Mark Haddon – Supergute Tage oder Die sonderbare Welt des Christopher Boone

Anrührend & radikal: Der Held, der bellt

Christopher Boone ist 15 Jahre, drei Monate und zwei Tage alt, kennt alle Primzahlen bis 7507 und verabscheut Unordnung und Überraschungen. Das Mathegenie hat jede Menge Zwangsneurosen, denn der Autist leidet unter dem Asperger-Syndrom. Als eines Tages Wellington, der Pudel, ich Nachbars Garten einem Attentat zum Opfer fällt, erhält Christopher Gelegenheit, seinem großen Vorbild Sherlock Holmes nachzueifern. Er muss den infamen Täter ermitteln.

Der Autor

Mark Haddon wurde 1962 in Northampton geboren, studierte am Merton College, Oxford, Literatur und lebt heute mit seiner Frau und seinen Kindern in Oxford. Er hat viele Jahre mit geistig oder körperlich behinderten Menschen gearbeitet. Für das Kinderprogramm der BBC hat Mark Haddon Drehbücher geschrieben, die ihm zweimal den begehrten BAFTA-Preis eintrugen.
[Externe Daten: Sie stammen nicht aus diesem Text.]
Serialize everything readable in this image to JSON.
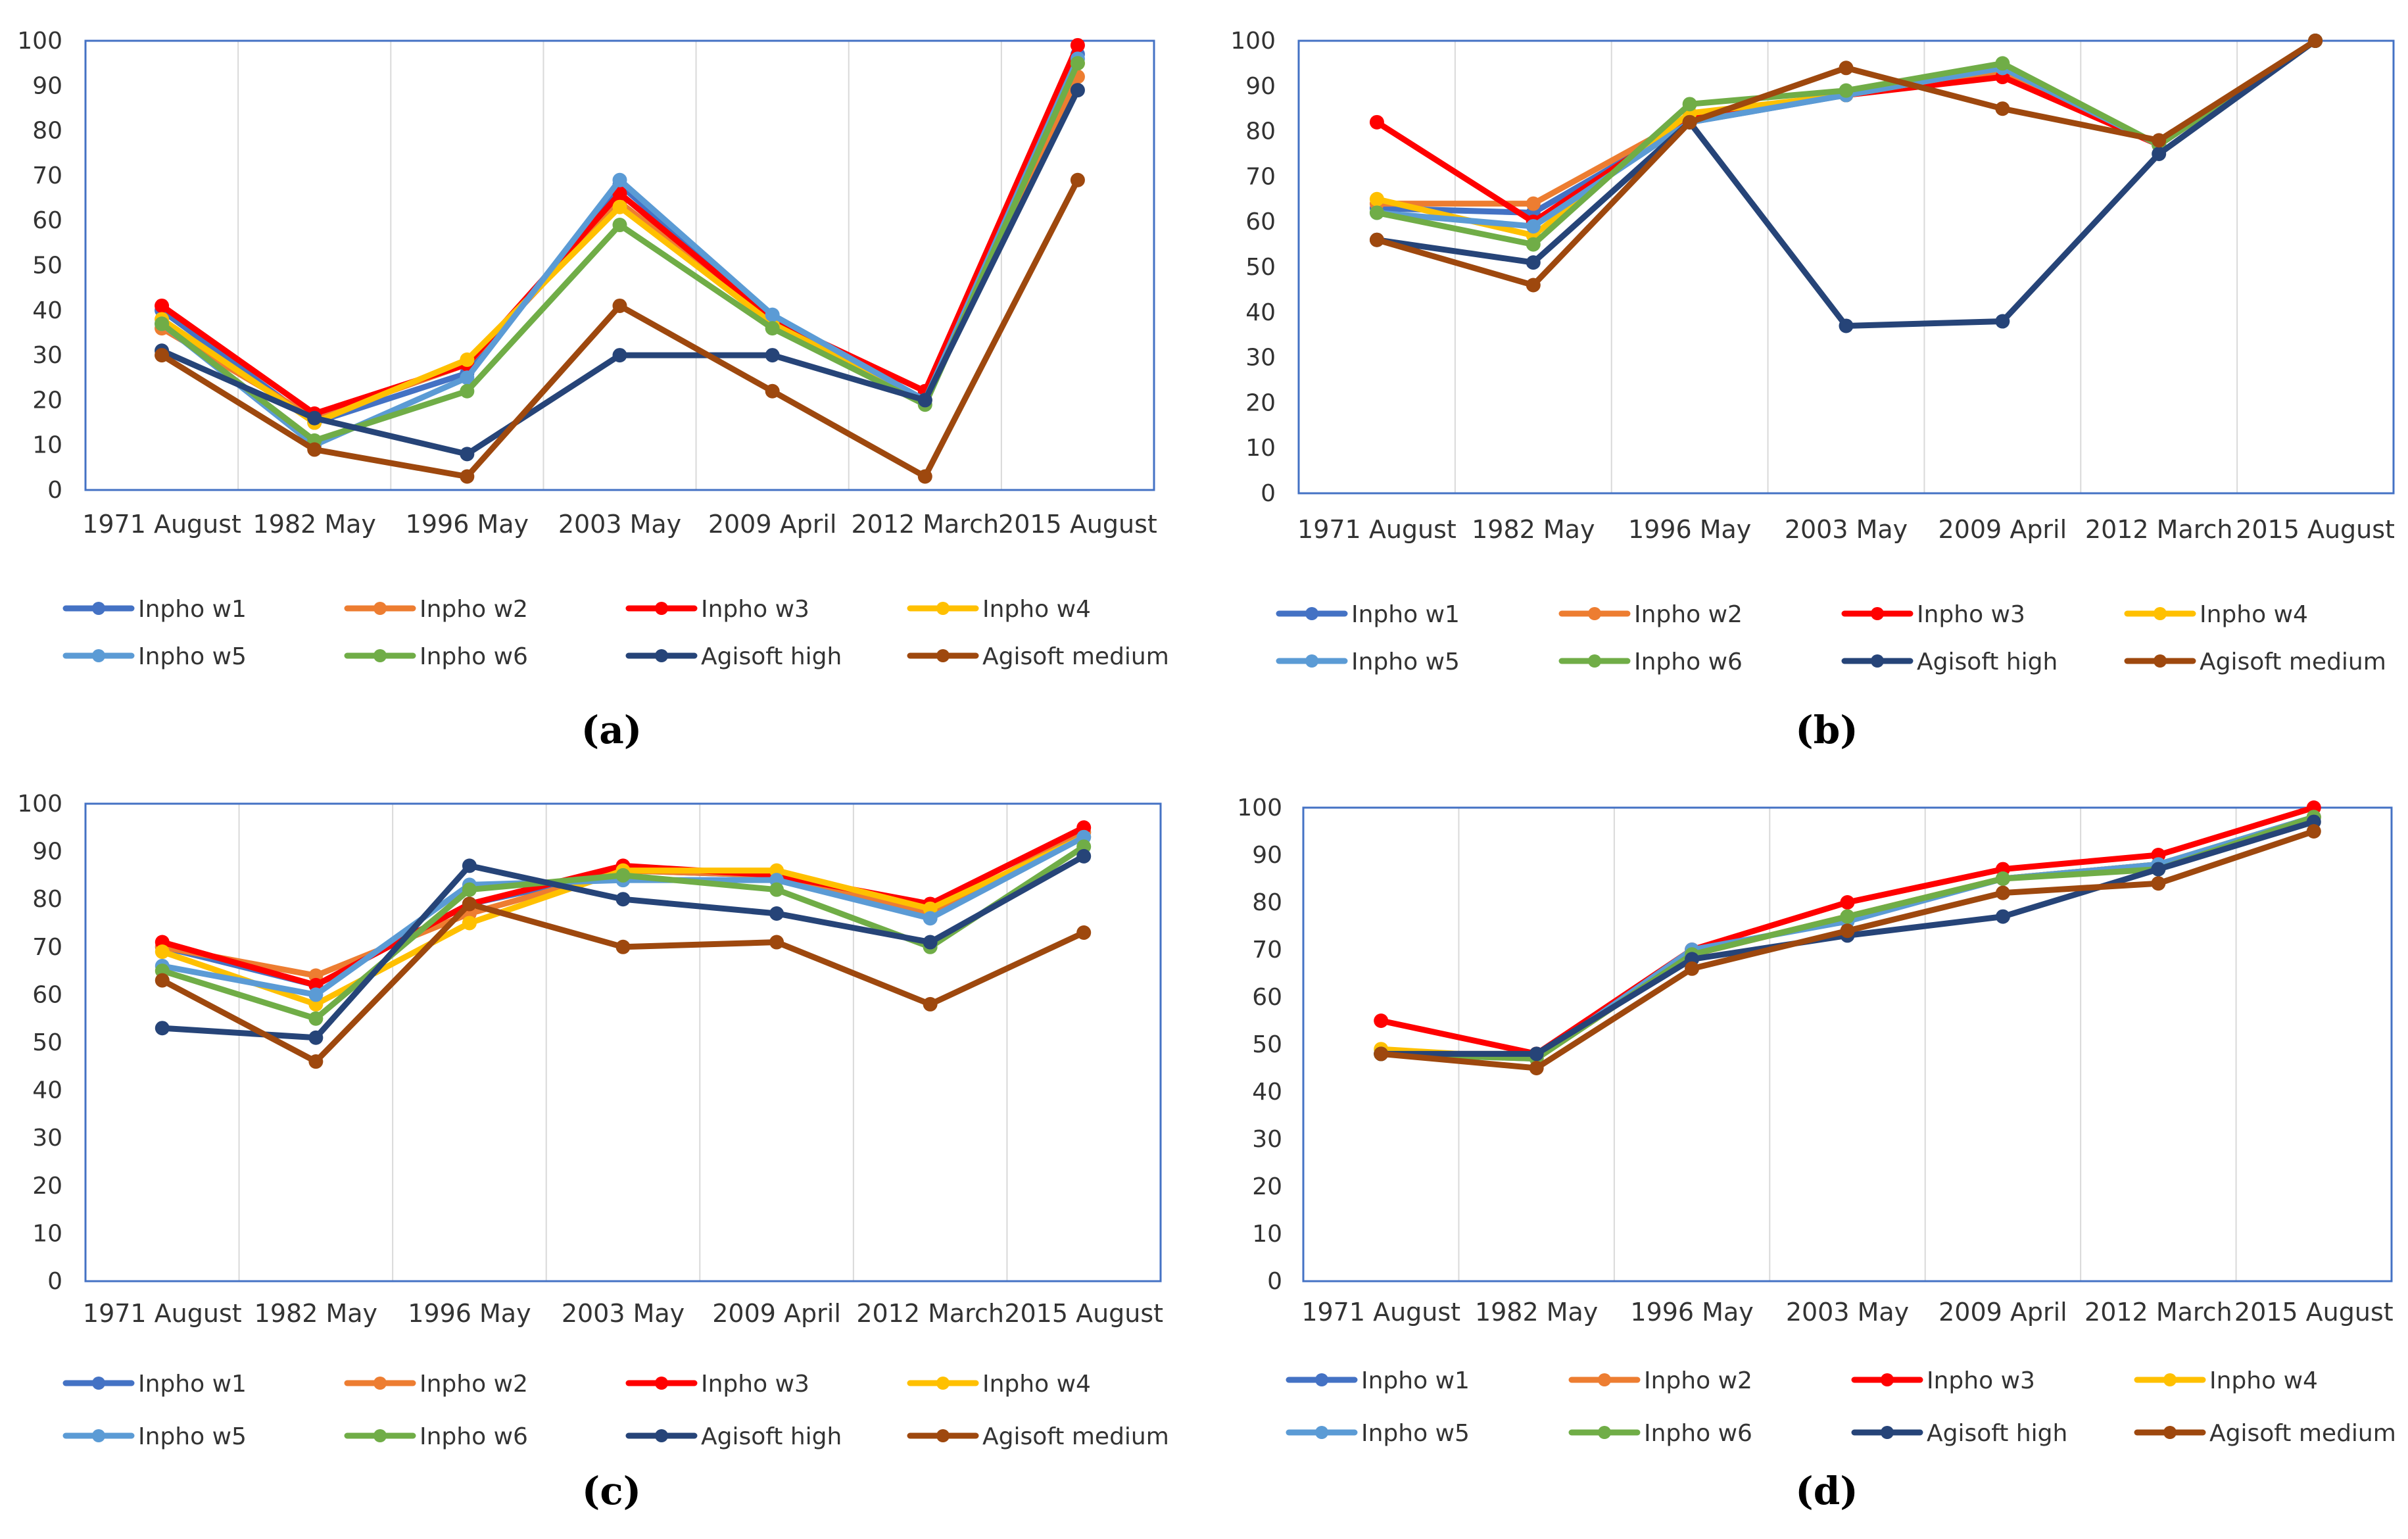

Mit dem Roman „Supergute Tage“ landete er auf Anhieb einen internationalen Bestseller und wurde in England mit dem renommierten Whitbread-Award ausgezeichnet. (Amazon.de)

Das Buch „Supergute Tage oder Die sonderbare Welt des Christopher Boone“ ist nur eines von 15 Kinder- und Jugendbüchern, die er verfasst hat. Es wurde zum internationalen Erfolg. Inzwischen erscheint das Buch in 24 Ländern, auch die Filmrechte sind verkauft. (abgewandelte Verlagsinfo)

Handlung

Christopher Boone steht im Garten der Nachbarin Mrs Shears. Ihr Hund Wellington, ein großer Pudel, wurde schnöde mit einer Mistgabel ermordet. Das findet Christopher nicht in Ordnung. Als Mrs Shears aufgeregt aus ihrer Haustür rauscht, hält er den armen Pudel in den Armen. Als Mrs Shears in anschreit, was er getan hat, lässt er den Hund fallen und rollt sich zu einer zitternden Kugel zusammen.

Damit hat Mrs Shears nicht gerechnet – und auch die Polizei hat damit ein Problem. Der erste Polizist, der ihn anfasst, weil er ihn für den Hundemörder hält, bekommt Christophers Eigenart am eigenen Leib zu spüren: Der Fünfzehnjährige zittert und schlägt dann blindlings zu. Er mag es überhaupt nicht, wenn man ihn anfasst, schon gar nicht Fremde.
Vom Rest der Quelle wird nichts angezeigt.